Guaranteed minimum pension (GMP) conversion offers the opportunity for defined benefit schemes to simplify their benefits, potentially saving costs and making schemes more attractive to be bought out with an insurer.
One of the great unanswered questions of pensions law has finally being answered. In October last year, the High Court in the Lloyds Bank case determined that pension schemes have to equalise for the effect of GMPs. As part of the judgment, the Court confirmed the effectiveness of the GMP conversion legislation issued by the Department of Work and Pensions (DWP).
Also, in a follow-up judgment, the Court confirmed that GMP conversion, known as the “D2 method”, can be used as a route to achieve equalisation. This effectively allows a scheme to pay the higher of two amounts, based on the value of the member’s GMP and an opposite sex comparator’s GMP, rather than run on dual records for service between May 1990 and April 1997.
Many employers and schemes are now looking at equalisation for the effect of GMPs and whether GMP conversion is part of the solution. Conversion needs to be agreed by both the employer and trustees.
On 18 April 2019, the DWP produced useful guidance on the process for conversion of GMPs into ordinary scheme benefits. This provides some more detail on the 10-stage plan to follow the statutory process.
The guidance highlights that are some difficult questions for schemes to look at including whether to convert now for active, deferred and pensioner members. For active and deferred members, the decision to convert is a lot more complicated. It also touches on how to deal with gaps in data and what to do about correcting past benefits for pensioners who have been underpaid.
Opportunities to simplify
When converting benefits, the DWP guidance highlights that schemes may want to consider looking beyond simply converting GMPs in such a way that removes discriminatory treatment. There is an opportunity to simplify further, moving away from CPI-linked increases for GMPs in payment to RPI-linked increases or potentially flat increases.
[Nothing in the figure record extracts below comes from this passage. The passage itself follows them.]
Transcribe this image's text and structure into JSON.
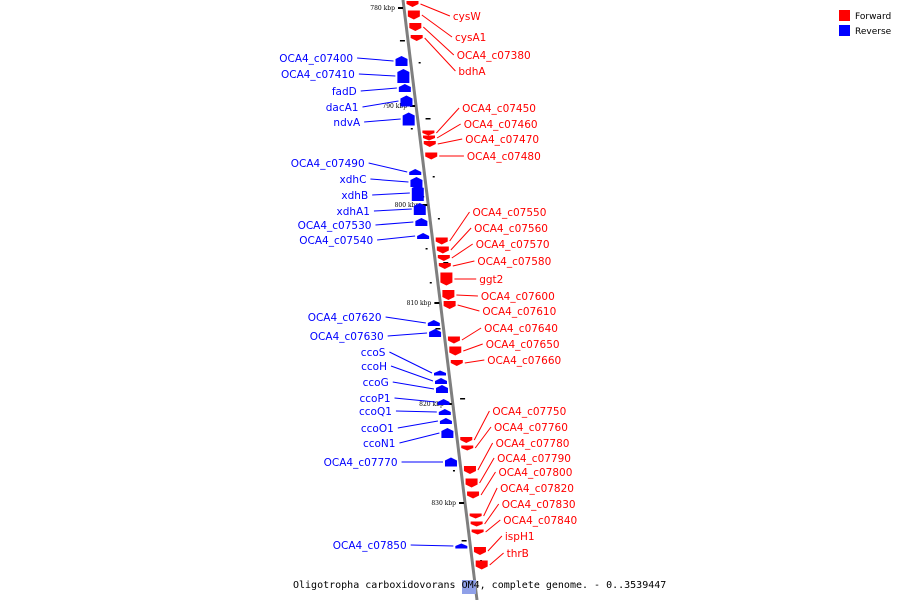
{
  "caption": "Oligotropha carboxidovorans OM4, complete genome. - 0..3539447",
  "legend": [
    {
      "label": "Forward",
      "color": "#ff0000"
    },
    {
      "label": "Reverse",
      "color": "#0000ff"
    }
  ],
  "colors": {
    "forward": "#ff0000",
    "reverse": "#0000ff",
    "axis": "#7f7f7f"
  },
  "ticks": [
    "780 kbp",
    "790 kbp",
    "800 kbp",
    "810 kbp",
    "820 kbp",
    "830 kbp"
  ],
  "forward_genes": [
    "cysW",
    "cysA1",
    "OCA4_c07380",
    "bdhA",
    "OCA4_c07450",
    "OCA4_c07460",
    "OCA4_c07470",
    "OCA4_c07480",
    "OCA4_c07550",
    "OCA4_c07560",
    "OCA4_c07570",
    "OCA4_c07580",
    "ggt2",
    "OCA4_c07600",
    "OCA4_c07610",
    "OCA4_c07640",
    "OCA4_c07650",
    "OCA4_c07660",
    "OCA4_c07750",
    "OCA4_c07760",
    "OCA4_c07780",
    "OCA4_c07790",
    "OCA4_c07800",
    "OCA4_c07820",
    "OCA4_c07830",
    "OCA4_c07840",
    "ispH1",
    "thrB"
  ],
  "reverse_genes": [
    "OCA4_c07400",
    "OCA4_c07410",
    "fadD",
    "dacA1",
    "ndvA",
    "OCA4_c07490",
    "xdhC",
    "xdhB",
    "xdhA1",
    "OCA4_c07530",
    "OCA4_c07540",
    "OCA4_c07620",
    "OCA4_c07630",
    "ccoS",
    "ccoH",
    "ccoG",
    "ccoP1",
    "ccoQ1",
    "ccoO1",
    "ccoN1",
    "OCA4_c07770",
    "OCA4_c07850"
  ]
}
There is some scope within the GMP conversion legislation to allow for more significant changes, but important constraints remain. The extent of the amendment power in the legislation is unclear. In addition, surviving dependants’ pensions have to be paid as part of the benefits and a pension in payment cannot reduce in value following conversion.
Not the end of the story
Whilst this appears to offer significant opportunities for employers and trustees to explore, further developments are awaited. Schemes still need guidance from HMRC on the potential tax implications of equalising and converting GMPs. Also, there are some planned changes to the conversion legislation that are expected, and some unanswered questions on past transfers and the taking of a more pragmatic approach to equalisation where the costs to the scheme outweigh any upside to members.
Conversion needs to fit into the wider plans of the scheme. If a scheme is looking at buying out benefits with an insurer, simplifying the benefit structure may lead to more competitive pricing.